"We will wait for you on the other side," said I, though in my heart I doubted it I should ever see him there. Then, bidding him be of good courage, and taking a cordial farewell of his son, I set out immediately.
Valerie awaited me on the brink of the river. Her black charger appeared to be as fresh as though he had left his stable at Moscow but yesterday; her uniform of hussars was as trim and well kept as any good soldier might have desired. As for little Joan, the tale we had told her was one which a child would not question. We were to carry her across the river, and her father and brother would follow presently in the baggage wagons. She believed us with a child's faith, and, being drawn up upon the saddle before me, she asked when we would cross the bridge. Then I told her the truth.

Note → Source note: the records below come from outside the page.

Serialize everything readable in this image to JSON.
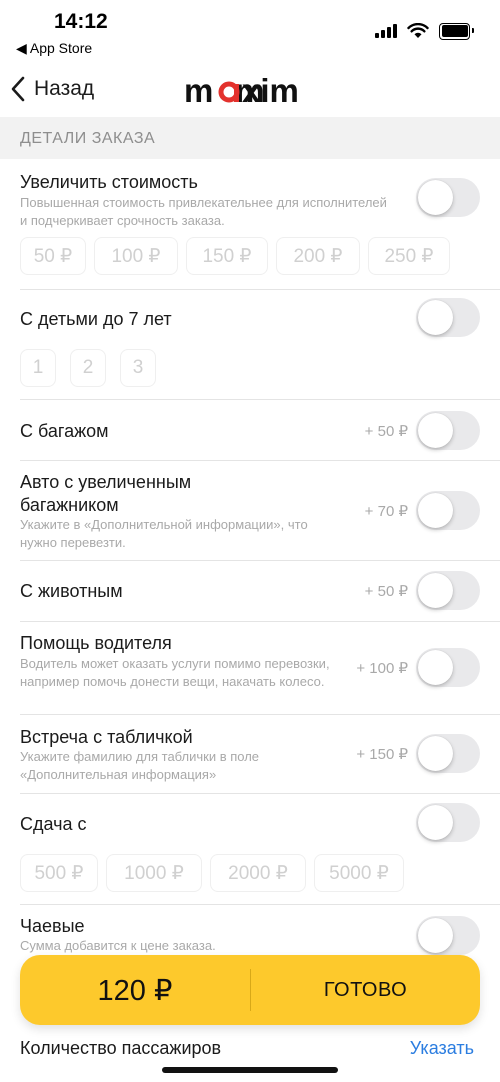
{
  "status_bar": {
    "time": "14:12",
    "back_app": "◀ App Store",
    "icons": [
      "signal-icon",
      "wifi-icon",
      "battery-icon"
    ]
  },
  "nav": {
    "back_label": "Назад",
    "logo_text": "maxim",
    "logo_color": "#e3322d"
  },
  "section": {
    "title": "ДЕТАЛИ ЗАКАЗА"
  },
  "options": {
    "increase_price": {
      "title": "Увеличить стоимость",
      "description": "Повышенная стоимость привлекательнее для исполнителей и подчеркивает срочность заказа.",
      "enabled": false,
      "chips": [
        "50 ₽",
        "100 ₽",
        "150 ₽",
        "200 ₽",
        "250 ₽"
      ]
    },
    "with_children": {
      "title": "С детьми до 7 лет",
      "enabled": false,
      "chips": [
        "1",
        "2",
        "3"
      ]
    },
    "luggage": {
      "title": "С багажом",
      "price": "+ 50 ₽",
      "enabled": false
    },
    "big_trunk": {
      "title_line1": "Авто с увеличенным",
      "title_line2": "багажником",
      "description": "Укажите в «Дополнительной информации», что нужно перевезти.",
      "price": "+ 70 ₽",
      "enabled": false
    },
    "pet": {
      "title": "С животным",
      "price": "+ 50 ₽",
      "enabled": false
    },
    "driver_help": {
      "title": "Помощь водителя",
      "description": "Водитель может оказать услуги помимо перевозки, например помочь донести вещи, накачать колесо.",
      "price": "+ 100 ₽",
      "enabled": false
    },
    "sign_meeting": {
      "title": "Встреча с табличкой",
      "description": "Укажите фамилию для таблички в поле «Дополнительная информация»",
      "price": "+ 150 ₽",
      "enabled": false
    },
    "change_from": {
      "title": "Сдача с",
      "enabled": false,
      "chips": [
        "500 ₽",
        "1000 ₽",
        "2000 ₽",
        "5000 ₽"
      ]
    },
    "tips": {
      "title": "Чаевые",
      "description": "Сумма добавится к цене заказа.",
      "enabled": false
    }
  },
  "bottom_bar": {
    "total": "120 ₽",
    "done_label": "ГОТОВО",
    "color": "#fdc92c"
  },
  "passengers": {
    "label": "Количество пассажиров",
    "action": "Указать",
    "action_color": "#2b7de0"
  }
}
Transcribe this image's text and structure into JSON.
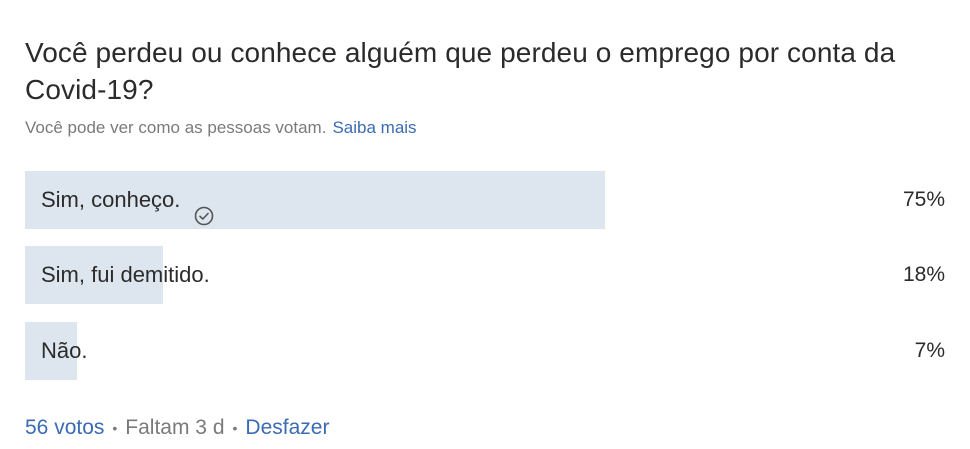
{
  "poll": {
    "question": "Você perdeu ou conhece alguém que perdeu o emprego por conta da Covid-19?",
    "subtitle": "Você pode ver como as pessoas votam.",
    "learn_more": "Saiba mais",
    "options": [
      {
        "label": "Sim, conheço.",
        "percent_text": "75%",
        "share": 0.63,
        "selected": true
      },
      {
        "label": "Sim, fui demitido.",
        "percent_text": "18%",
        "share": 0.15,
        "selected": false
      },
      {
        "label": "Não.",
        "percent_text": "7%",
        "share": 0.056,
        "selected": false
      }
    ],
    "footer": {
      "votes": "56 votos",
      "separator": "•",
      "remaining": "Faltam 3 d",
      "undo": "Desfazer"
    }
  },
  "colors": {
    "bar": "#dde6ee",
    "link": "#3b6bb3",
    "muted": "#7a7a7a"
  },
  "icons": {
    "selected": "check-circle-icon"
  }
}
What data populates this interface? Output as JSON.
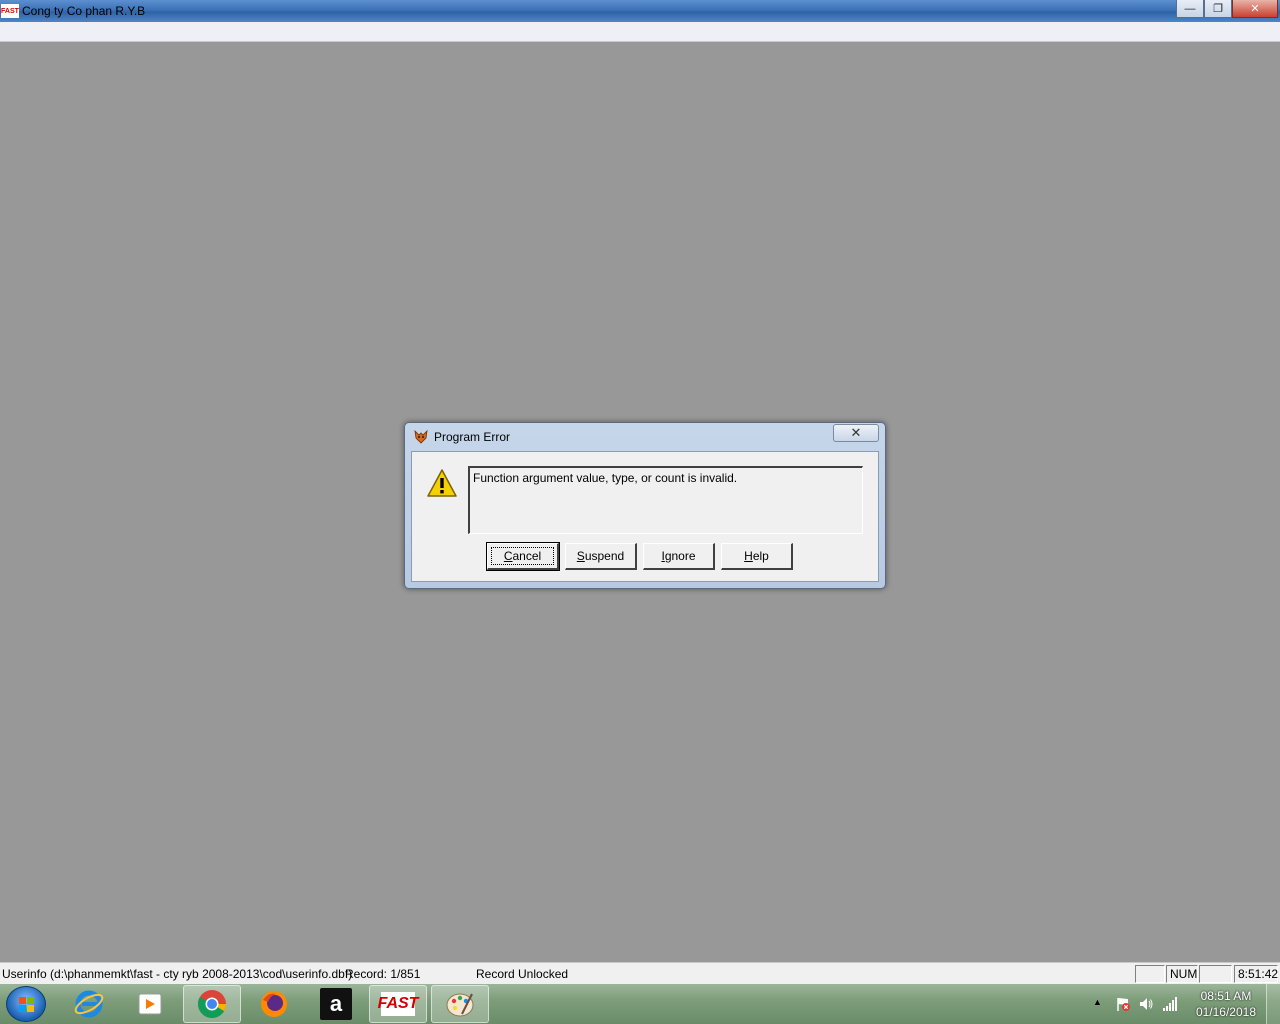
{
  "window": {
    "app_icon_text": "FAST",
    "title": "Cong ty Co phan R.Y.B",
    "minimize_glyph": "—",
    "restore_glyph": "❐",
    "close_glyph": "✕"
  },
  "dialog": {
    "title": "Program Error",
    "close_glyph": "✕",
    "message": "Function argument value, type, or count is invalid.",
    "buttons": [
      {
        "hotkey": "C",
        "rest": "ancel",
        "default": true
      },
      {
        "hotkey": "S",
        "rest": "uspend"
      },
      {
        "hotkey": "I",
        "rest": "gnore"
      },
      {
        "hotkey": "H",
        "rest": "elp"
      }
    ]
  },
  "statusbar": {
    "file": "Userinfo (d:\\phanmemkt\\fast - cty ryb 2008-2013\\cod\\userinfo.dbf)",
    "record": "Record: 1/851",
    "lock_status": "Record Unlocked",
    "num": "NUM",
    "time": "8:51:42"
  },
  "taskbar": {
    "items": [
      "internet-explorer",
      "media-player",
      "chrome",
      "firefox",
      "amazon",
      "fast",
      "paint"
    ],
    "fast_label": "FAST",
    "amazon_label": "a",
    "clock_time": "08:51 AM",
    "clock_date": "01/16/2018",
    "tray_arrow": "▲"
  }
}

"You see for yourself," said I, "what a dreadful place the bridge now is. We are going to swim the river, ma petite, and in that way we shall cheat the Russians. Now, cling to me with both your arms, and do not mind what happens. Why should you be afraid?"
She told me very proudly that she was not, and, calling to Valerie, I put my horse at the water.
The place might have been some twenty yards from the first pontoon, and for awhile the good beast which carried me found ground for his feet. In those moments I could see how wise we had been to prefer the hazard of the water to that of the bridge. Such a scene as was then taking place upon that frail structure has surely never been witnessed in all the story of His Majesty's wars.
Pell-mell upon it went wagons and cannon and the terrified camp-followers. Horsemen cut their way as though sabreing an enemy; women screamed with terror; the strong were dragged down with the weak; men trampled one another under foot without a thought of mercy. The number of the dead and dying no man might estimate, and over these the living crawled as they could, the Russian shells falling ceaselessly amidst them, and the deadly bullets finding many a billet.
All this I beheld as in some swift vision of horror, from which the eyes turned almost with gratitude to the fetid waters about me. The swirling torrent, the crashing of the ice-floes, the bobbing corpses everywhere but fostered that pursuit of safety which now grew upon me as a fever. I must win the opposite shore, I said, or all were lost. Let me but set foot upon those black slopes which were the goal of my desire and all were won by this supreme endeavour. It was easy to be said, but how remote the hope of it!
I should tell you that the darkness had now come down, and with it a return of the bitter cold.
I had caught the child up with my left arm, and, giving the good horse his head, I felt the water strike me suddenly with a deadly chill, and heard Joan's shrill cry of horror as at length the current caught us and we were swept away into the vortex of the river.
Now, indeed, we stood face to face with Death and felt his icy hand upon us.